Noriko arrives, and Kyoko relentlessly demeans her, calling her a dog and asking her if she’s up to whoring herself. Questions of a woman’s capacity to sell herself cycle through the dialogue obsessively long after another inarguable point has landed: that women are encouraged by men to take pride in their own deeply sexualized exploitation. A cadre of photographers and editors arrive at Kyoko’s apartment and Noriko is raped for the group’s delectation by a woman who’s dressed in garb that recalls Alex’s white outfit in A Clockwork Orange. The quasi rape scenes in Wet Woman in the Wind were more disturbing because they were tempered unexpectedly and unresolvedly with sweetness, while Sono embraces a shrill and cackling aura of dehumanization that wears its subversive-ness as a reductive badge of honor.
Just as Antiporno appears to have run out of tricks, Sono reveals that we’re watching a film within a film. Kyoko and Noriko are characters and the actress playing Noriko has the actual power in the outer reality of the film’s production, subjecting Kyoko to humiliations that reverse what we’ve seen in the faux narrative. Kyoko is beaten and called a dog and a cunt, and treated by her cast and crew with a hostility that especially stings in 2017, as a series of real-life sexual crimes are brought to light in Hollywood. Yet, even this development literalizes Antiporno’s striking set design—the apartment’s living room is bright yellow, while the bathroom is red (suggesting menstruation in this context)—which was already intuitively understood as a fake habitat, an architectural embodiment of exploded bitterness and repressed compassion.
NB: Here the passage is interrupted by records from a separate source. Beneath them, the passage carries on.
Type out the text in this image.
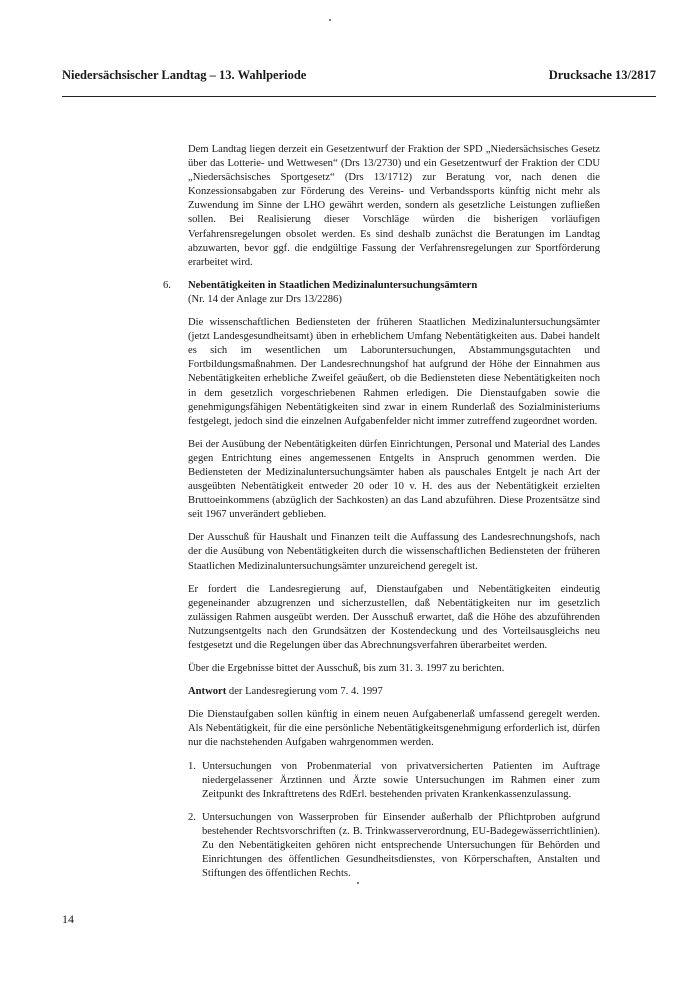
Niedersächsischer Landtag – 13. Wahlperiode	Drucksache 13/2817

Dem Landtag liegen derzeit ein Gesetzentwurf der Fraktion der SPD „Niedersächsisches Gesetz über das Lotterie- und Wettwesen“ (Drs 13/2730) und ein Gesetzentwurf der Fraktion der CDU „Niedersächsisches Sportgesetz“ (Drs 13/1712) zur Beratung vor, nach denen die Konzessionsabgaben zur Förderung des Vereins- und Verbandssports künftig nicht mehr als Zuwendung im Sinne der LHO gewährt werden, sondern als gesetzliche Leistungen zufließen sollen. Bei Realisierung dieser Vorschläge würden die bisherigen vorläufigen Verfahrensregelungen obsolet werden. Es sind deshalb zunächst die Beratungen im Landtag abzuwarten, bevor ggf. die endgültige Fassung der Verfahrensregelungen zur Sportförderung erarbeitet wird.

6. Nebentätigkeiten in Staatlichen Medizinaluntersuchungsämtern
(Nr. 14 der Anlage zur Drs 13/2286)

Die wissenschaftlichen Bediensteten der früheren Staatlichen Medizinaluntersuchungsämter (jetzt Landesgesundheitsamt) üben in erheblichem Umfang Nebentätigkeiten aus. Dabei handelt es sich im wesentlichen um Laboruntersuchungen, Abstammungsgutachten und Fortbildungsmaßnahmen. Der Landesrechnungshof hat aufgrund der Höhe der Einnahmen aus Nebentätigkeiten erhebliche Zweifel geäußert, ob die Bediensteten diese Nebentätigkeiten noch in dem gesetzlich vorgeschriebenen Rahmen erledigen. Die Dienstaufgaben sowie die genehmigungsfähigen Nebentätigkeiten sind zwar in einem Runderlaß des Sozialministeriums festgelegt, jedoch sind die einzelnen Aufgabenfelder nicht immer zutreffend zugeordnet worden.

Bei der Ausübung der Nebentätigkeiten dürfen Einrichtungen, Personal und Material des Landes gegen Entrichtung eines angemessenen Entgelts in Anspruch genommen werden. Die Bediensteten der Medizinaluntersuchungsämter haben als pauschales Entgelt je nach Art der ausgeübten Nebentätigkeit entweder 20 oder 10 v. H. des aus der Nebentätigkeit erzielten Bruttoeinkommens (abzüglich der Sachkosten) an das Land abzuführen. Diese Prozentsätze sind seit 1967 unverändert geblieben.

Der Ausschuß für Haushalt und Finanzen teilt die Auffassung des Landesrechnungshofs, nach der die Ausübung von Nebentätigkeiten durch die wissenschaftlichen Bediensteten der früheren Staatlichen Medizinaluntersuchungsämter unzureichend geregelt ist.

Er fordert die Landesregierung auf, Dienstaufgaben und Nebentätigkeiten eindeutig gegeneinander abzugrenzen und sicherzustellen, daß Nebentätigkeiten nur im gesetzlich zulässigen Rahmen ausgeübt werden. Der Ausschuß erwartet, daß die Höhe des abzuführenden Nutzungsentgelts nach den Grundsätzen der Kostendeckung und des Vorteilsausgleichs neu festgesetzt und die Regelungen über das Abrechnungsverfahren überarbeitet werden.

Über die Ergebnisse bittet der Ausschuß, bis zum 31. 3. 1997 zu berichten.

Antwort der Landesregierung vom 7. 4. 1997

Die Dienstaufgaben sollen künftig in einem neuen Aufgabenerlaß umfassend geregelt werden. Als Nebentätigkeit, für die eine persönliche Nebentätigkeitsgenehmigung erforderlich ist, dürfen nur die nachstehenden Aufgaben wahrgenommen werden.

1. Untersuchungen von Probenmaterial von privatversicherten Patienten im Auftrage niedergelassener Ärztinnen und Ärzte sowie Untersuchungen im Rahmen einer zum Zeitpunkt des Inkrafttretens des RdErl. bestehenden privaten Krankenkassenzulassung.
2. Untersuchungen von Wasserproben für Einsender außerhalb der Pflichtproben aufgrund bestehender Rechtsvorschriften (z. B. Trinkwasserverordnung, EU-Badegewässerrichtlinien). Zu den Nebentätigkeiten gehören nicht entsprechende Untersuchungen für Behörden und Einrichtungen des öffentlichen Gesundheitsdienstes, von Körperschaften, Anstalten und Stiftungen des öffentlichen Rechts.
14
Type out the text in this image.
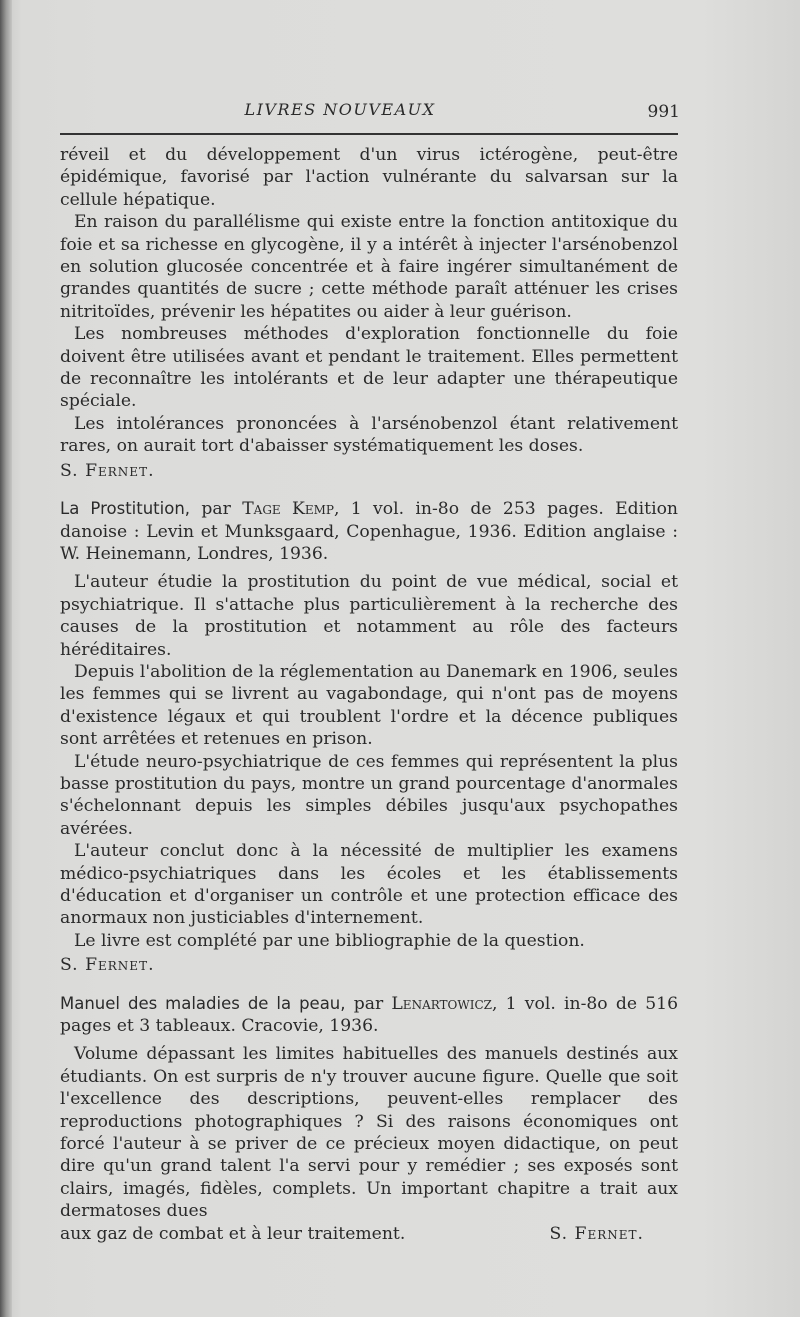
LIVRES NOUVEAUX	991

réveil et du développement d'un virus ictérogène, peut-être épidémique, favorisé par l'action vulnérante du salvarsan sur la cellule hépatique.

En raison du parallélisme qui existe entre la fonction antitoxique du foie et sa richesse en glycogène, il y a intérêt à injecter l'arsénobenzol en solution glucosée concentrée et à faire ingérer simultanément de grandes quantités de sucre ; cette méthode paraît atténuer les crises nitritoïdes, prévenir les hépatites ou aider à leur guérison.

Les nombreuses méthodes d'exploration fonctionnelle du foie doivent être utilisées avant et pendant le traitement. Elles permettent de reconnaître les intolérants et de leur adapter une thérapeutique spéciale.

Les intolérances prononcées à l'arsénobenzol étant relativement rares, on aurait tort d'abaisser systématiquement les doses.

S. Fernet.

La Prostitution, par Tage Kemp, 1 vol. in-8o de 253 pages. Edition danoise : Levin et Munksgaard, Copenhague, 1936. Edition anglaise : W. Heinemann, Londres, 1936.

L'auteur étudie la prostitution du point de vue médical, social et psychiatrique. Il s'attache plus particulièrement à la recherche des causes de la prostitution et notamment au rôle des facteurs héréditaires.

Depuis l'abolition de la réglementation au Danemark en 1906, seules les femmes qui se livrent au vagabondage, qui n'ont pas de moyens d'existence légaux et qui troublent l'ordre et la décence publiques sont arrêtées et retenues en prison.

L'étude neuro-psychiatrique de ces femmes qui représentent la plus basse prostitution du pays, montre un grand pourcentage d'anormales s'échelonnant depuis les simples débiles jusqu'aux psychopathes avérées.

L'auteur conclut donc à la nécessité de multiplier les examens médico-psychiatriques dans les écoles et les établissements d'éducation et d'organiser un contrôle et une protection efficace des anormaux non justiciables d'internement.

Le livre est complété par une bibliographie de la question.

S. Fernet.

Manuel des maladies de la peau, par Lenartowicz, 1 vol. in-8o de 516 pages et 3 tableaux. Cracovie, 1936.

Volume dépassant les limites habituelles des manuels destinés aux étudiants. On est surpris de n'y trouver aucune figure. Quelle que soit l'excellence des descriptions, peuvent-elles remplacer des reproductions photographiques ? Si des raisons économiques ont forcé l'auteur à se priver de ce précieux moyen didactique, on peut dire qu'un grand talent l'a servi pour y remédier ; ses exposés sont clairs, imagés, fidèles, complets. Un important chapitre a trait aux dermatoses dues

aux gaz de combat et à leur traitement.	S. Fernet.
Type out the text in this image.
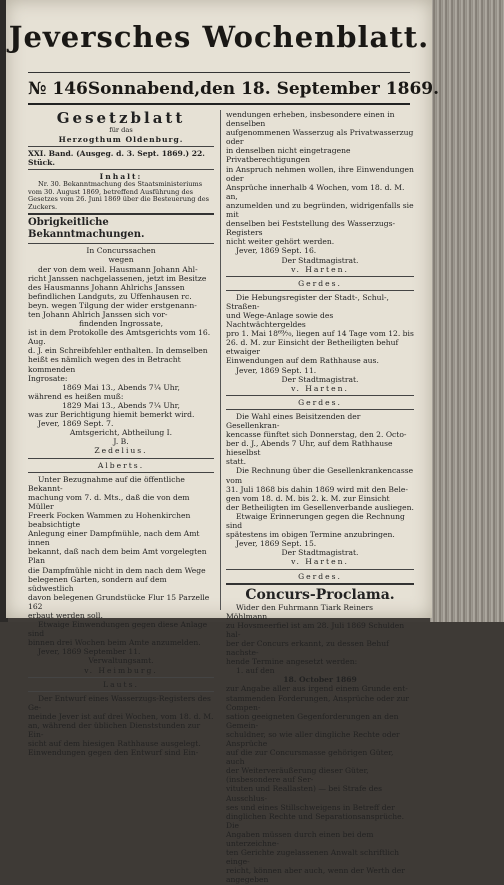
Jeversches Wochenblatt.
№ 146 Sonnabend, den 18. September 1869.
Gesetzblatt
für das
Herzogthum Oldenburg.
XXI. Band. (Ausgeg. d. 3. Sept. 1869.) 22. Stück.
Inhalt:
Nr. 30. Bekanntmachung des Staatsministeriums vom 30. August 1869, betreffend Ausführung des Gesetzes vom 26. Juni 1869 über die Besteuerung des Zuckers.
Obrigkeitliche Bekanntmachungen.

In Concurssachen

wegen

der von dem weil. Hausmann Johann Ahl-

richt Janssen nachgelassenen, jetzt im Besitze

des Hausmanns Johann Ahlrichs Janssen

befindlichen Landguts, zu Uffenhausen rc.

beyn. wegen Tilgung der wider erstgenann-

ten Johann Ahlrich Janssen sich vor-

findenden Ingrossate,

ist in dem Protokolle des Amtsgerichts vom 16. Aug.

d. J. ein Schreibfehler enthalten. In demselben

heißt es nämlich wegen des in Betracht kommenden

Ingrosate:

1869 Mai 13., Abends 7¼ Uhr,

während es heißen muß:

1829 Mai 13., Abends 7¼ Uhr,

was zur Berichtigung hiemit bemerkt wird.

Jever, 1869 Sept. 7.

Amtsgericht, Abtheilung I.

J. B.

Zedelius.

Alberts.

Unter Bezugnahme auf die öffentliche Bekannt-

machung vom 7. d. Mts., daß die von dem Müller

Freerk Focken Wammen zu Hohenkirchen beabsichtigte

Anlegung einer Dampfmühle, nach dem Amt innen

bekannt, daß nach dem beim Amt vorgelegten Plan

die Dampfmühle nicht in dem nach dem Wege

belegenen Garten, sondern auf dem südwestlich

davon belegenen Grundstücke Flur 15 Parzelle 162

erbaut werden soll.

Etwaige Einwendungen gegen diese Anlage sind

binnen drei Wochen beim Amte anzumelden.

Jever, 1869 September 11.

Verwaltungsamt.

v. Heimburg.

Lauts.

Der Entwurf eines Wasserzugs-Registers des Ge-

meinde Jever ist auf drei Wochen, vom 18. d. M.

an, während der üblichen Dienststunden zur Ein-

sicht auf dem hiesigen Rathhause ausgelegt.

Einwendungen gegen den Entwurf sind Ein-

wendungen erheben, insbesondere einen in denselben

aufgenommenen Wasserzug als Privatwasserzug oder

in denselben nicht eingetragene Privatberechtigungen

in Anspruch nehmen wollen, ihre Einwendungen oder

Ansprüche innerhalb 4 Wochen, vom 18. d. M. an,

anzumelden und zu begründen, widrigenfalls sie mit

denselben bei Feststellung des Wasserzugs-Registers

nicht weiter gehört werden.

Jever, 1869 Sept. 16.

Der Stadtmagistrat.

v. Harten.

Gerdes.

Die Hebungsregister der Stadt-, Schul-, Straßen-

und Wege-Anlage sowie des Nachtwächtergeldes

pro 1. Mai 18⁶⁹⁄₇₀, liegen auf 14 Tage vom 12. bis

26. d. M. zur Einsicht der Betheiligten behuf etwaiger

Einwendungen auf dem Rathhause aus.

Jever, 1869 Sept. 11.

Der Stadtmagistrat.

v. Harten.

Gerdes.

Die Wahl eines Beisitzenden der Gesellenkran-

kencasse fünftet sich Donnerstag, den 2. Octo-

ber d. J., Abends 7 Uhr, auf dem Rathhause hieselbst

statt.

Die Rechnung über die Gesellenkrankencasse vom

31. Juli 1868 bis dahin 1869 wird mit den Bele-

gen vom 18. d. M. bis 2. k. M. zur Einsicht

der Betheiligten im Gesellenverbande ausliegen.

Etwaige Erinnerungen gegen die Rechnung sind

spätestens im obigen Termine anzubringen.

Jever, 1869 Sept. 15.

Der Stadtmagistrat.

v. Harten.

Gerdes.

Concurs-Proclama.

Wider den Fuhrmann Tiark Reiners Möhlmann

zu Hovsmeerfiel ist am 28. Juli 1869 Schulden hal-

ber der Concurs erkannt, zu dessen Behuf nachste-

hende Termine angesetzt werden:

1. auf den

18. October 1869

zur Angabe aller aus irgend einem Grunde ent-

stammenden Forderungen, Ansprüche oder zur Compen-

sation geeigneten Gegenforderungen an den Gemein-

schuldner, so wie aller dingliche Rechte oder Ansprüche

auf die zur Concursmasse gehörigen Güter, auch

der Weiterveräußerung dieser Güter, (insbesondere auf Ser-

vituten und Reallasten) — bei Strafe des Ausschlus-

ses und eines Stillschweigens in Betreff der

dinglichen Rechte und Separationsansprüche. Die

Angaben müssen durch einen bei dem unterzeichne-

ten Gerichte zugelassenen Anwalt schriftlich einge-

reicht, können aber auch, wenn der Werth der angegeben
Sono shuffles through other realities, explaining Kyoko’s self-loathing with a consciously pat backstory. This film’s hectoring schematic leaves nothing to chance. An evocative symbol of Kyoko’s situation—a large lizard stuck in a liquor bottle—isn’t even allowed to speak for itself, as Sono has Kyoko explain directly to the screen what it means, just as she specifies, at the end of the film, the intent of Antiporno at large. This obviousness is deliberately meant to be obnoxious, as it’s evident that Sono wants this film to be difficult to watch, as a revenge on the terms of the project in which he agreed to participate. On this level, Antiporno is an unqualified success.